Being emotionally absent from one another can come all too naturally during this crazy season of growing a church and raising a family. Both spouses are busy. Both carry the same dream of starting a thriving, Jesus-centered church. Both want to bring up thriving, Jesus-centered children. But as the primary responsibility for those separate roles will likely fall to one spouse or the other, it’s easy as wives and mothers to feel left out at times from what’s happening with the church plant.
I remember advice I received from my friend Holly, a wiser church planter’s wife who had embarked on this journey several years ago. It went something like this:
“I believe wholeheartedly that one of the best things we can give our church is the model of a healthy marriage and family. Our marriage is a living example of Christ’s love for the church, and we don’t take that lightly."
So, in the pursuit of healthier marriages, here are some marriage empowerment skills we’ve learned throughout our years of church planting while raising small children. This has helped us avoid the trap of living secret lives:
Go back to the start. Remember when you and your spouse first met and you couldn’t get enough of each other? You intentionally invested in your friendship and learned who each person was. Return to pursuing your spouse and speaking to them with as much care, grace, and love as you would to your best friend, because, after all, that’s what they are.

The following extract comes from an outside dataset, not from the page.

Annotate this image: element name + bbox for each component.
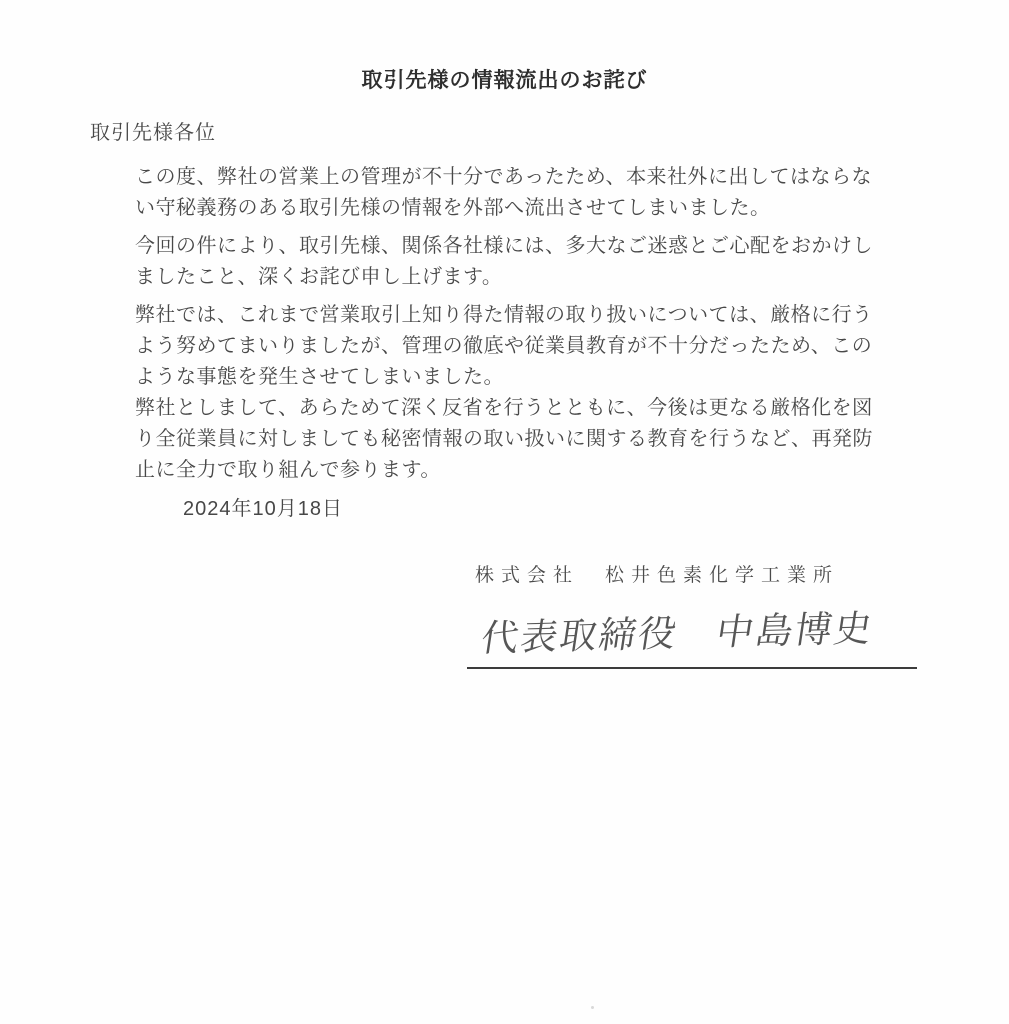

Date each other. Have regularly scheduled dates where you and your spouse can have dinner, get away for a few hours kid-free, and reconnect. It’s worth budgeting for and making the necessary sacrifices to prioritize. An investment in your marriage will pay dividends in your future.
Be proactive, not reactive. How many hours do we spend per week talking with our spouse about the calendar, meal planning, pick-up and drop-off schedules, and church duties? I would venture that a large percentage of our communication is reactive, simply responding to the needs of others and problem-solving as conflicts arise. Set aside some time, perhaps on those date nights mentioned earlier, to proactively communicate with each other. Be playful, talk as friends, and share who you are with one another.
Give each other what only you can. Physical, spiritual, and emotional intimacy create a connection that no one else has the privilege of creating with your spouse. Shave your legs and get after it, ladies. There is never a good reason for someone to have an affair. However, withholding intimacy can make the temptation stronger.
For a successful marriage, you need to be spiritual, emotional, and physical partners. Although life can be busy and stressful in ministry, your relationship will thrive if you can remember the best thing for your ministry is a healthy personal walk with God and with your family. If you find yourself in a season where you feel left out of the work of the church because of the demands of the home, remember that no church can thrive if the pastor’s family is failing. You are helping to plant the church even as you strengthen your home.
Lisa Ulmer and her husband, Preston, pastor Discover Church in the Highlands, located in Denver, CO. They moved to Denver in 2015 as a part of Urban Islands Project, and started holding Doubter’s Clubs, a dialogue-based meeting led by a Christian and an atheist. They launched the church in 2016, and Lisa leads worship and helps with administrative duties. She loves reading about relationships, being outdoors, and spending time with her husband and two amazing daughters, Piper and Brennan.